Friday, November 12, 2010

"The proper representative of humanity"

The Nov 2010 issue of Science Fiction Studies arrived in my mailbox this week, and it's filled with goodies. It features a special section on the work of Octavia E. Butler, edited by De Witt Douglas Kilgore and Ranu Samantrai, and a symposium on animal studies and science fiction.

In their introduction, "Memorial to Octavia E. Butler," which places great emphasis on Butler's insistence on "hybridity" as the source of hope and well-being, Kilgore and Samantrai write:
Without writers such as Butler, it is possible that sf would have ossified and remained too closely wedded to an invalidated hegemony. In her life, as in her work, Butler showed us that change comes from unexpected places: from the minority actors who challenge the certainties of the majority and from the violation of the settled boundaries that organize our understanding of the world.

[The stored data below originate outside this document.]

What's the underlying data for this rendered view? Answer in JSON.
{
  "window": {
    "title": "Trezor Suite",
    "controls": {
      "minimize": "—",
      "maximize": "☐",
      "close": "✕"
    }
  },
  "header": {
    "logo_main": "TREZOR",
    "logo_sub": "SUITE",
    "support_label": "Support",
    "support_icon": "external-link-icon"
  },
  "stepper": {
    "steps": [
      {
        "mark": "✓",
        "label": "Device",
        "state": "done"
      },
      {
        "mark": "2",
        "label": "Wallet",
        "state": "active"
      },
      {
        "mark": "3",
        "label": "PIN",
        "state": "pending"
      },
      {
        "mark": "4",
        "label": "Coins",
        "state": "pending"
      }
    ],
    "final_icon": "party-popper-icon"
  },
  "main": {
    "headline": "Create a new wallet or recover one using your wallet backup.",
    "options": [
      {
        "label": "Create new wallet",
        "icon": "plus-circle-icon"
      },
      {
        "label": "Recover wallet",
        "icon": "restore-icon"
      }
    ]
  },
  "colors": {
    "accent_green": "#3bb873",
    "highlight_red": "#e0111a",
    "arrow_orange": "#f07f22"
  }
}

The essays that follow attend to the most readily distinguishable and most disturbing feature of Butler's fiction: the human body exposed as shockingly vulnerable, undone by its availability for violation and control. Each author grapples with the implications of Butler's exploration of our embodied humanity: Why must the body be the index of change? If the body is beyond the governing reach of human consciousness, either because it is acted upon by another consciousness or, more likely, because its own desires collude in its violation, what consequence does that have for agency? And if human agency cannot be located in an autonomous will, then how should we conceive of ethics? To this prospect of a posthuman future, each author adds the centrality of the hitherto marginalized or disenfranchised human being, the queerly raced or sexed or desiring body that now takes center stage as the proper representative of humanity. The paradoxical centrality of the marginal is Butler's version of sf's double-edged sword: her highly speculative alternative worlds are in many ways not recognizable from where we stand, but their very difference makes tem a critical mirror held up to the choices and investments that have made our world.
The articles about Butler's work are:

Benjamin Robertson. "Some Matching Strangeness": Biology, Politics, and the Embrace of History in Octavia Butler's Kindred.

Adam J. Johns. Becoming Medusa: Octavia Butler's Lillith's Brood and Sociobiology.

Marina Aline Ferreira. Symbiotic Bodies and Evolutionary Tropes in the Work of Octavia Butler.

Mary M. Fink. AIDS Vampires: Reimagining Illness in Octavia Butler's Fledgling.

Reflections on Octavia E. Butler [by Vonda N. McIntyre, Sandra Y. Govan, Jeffrey Allen Tucker, Veronica Hollinger, Sweta [sic] Narayan, Marleen S. Barr, and Joan Gordon.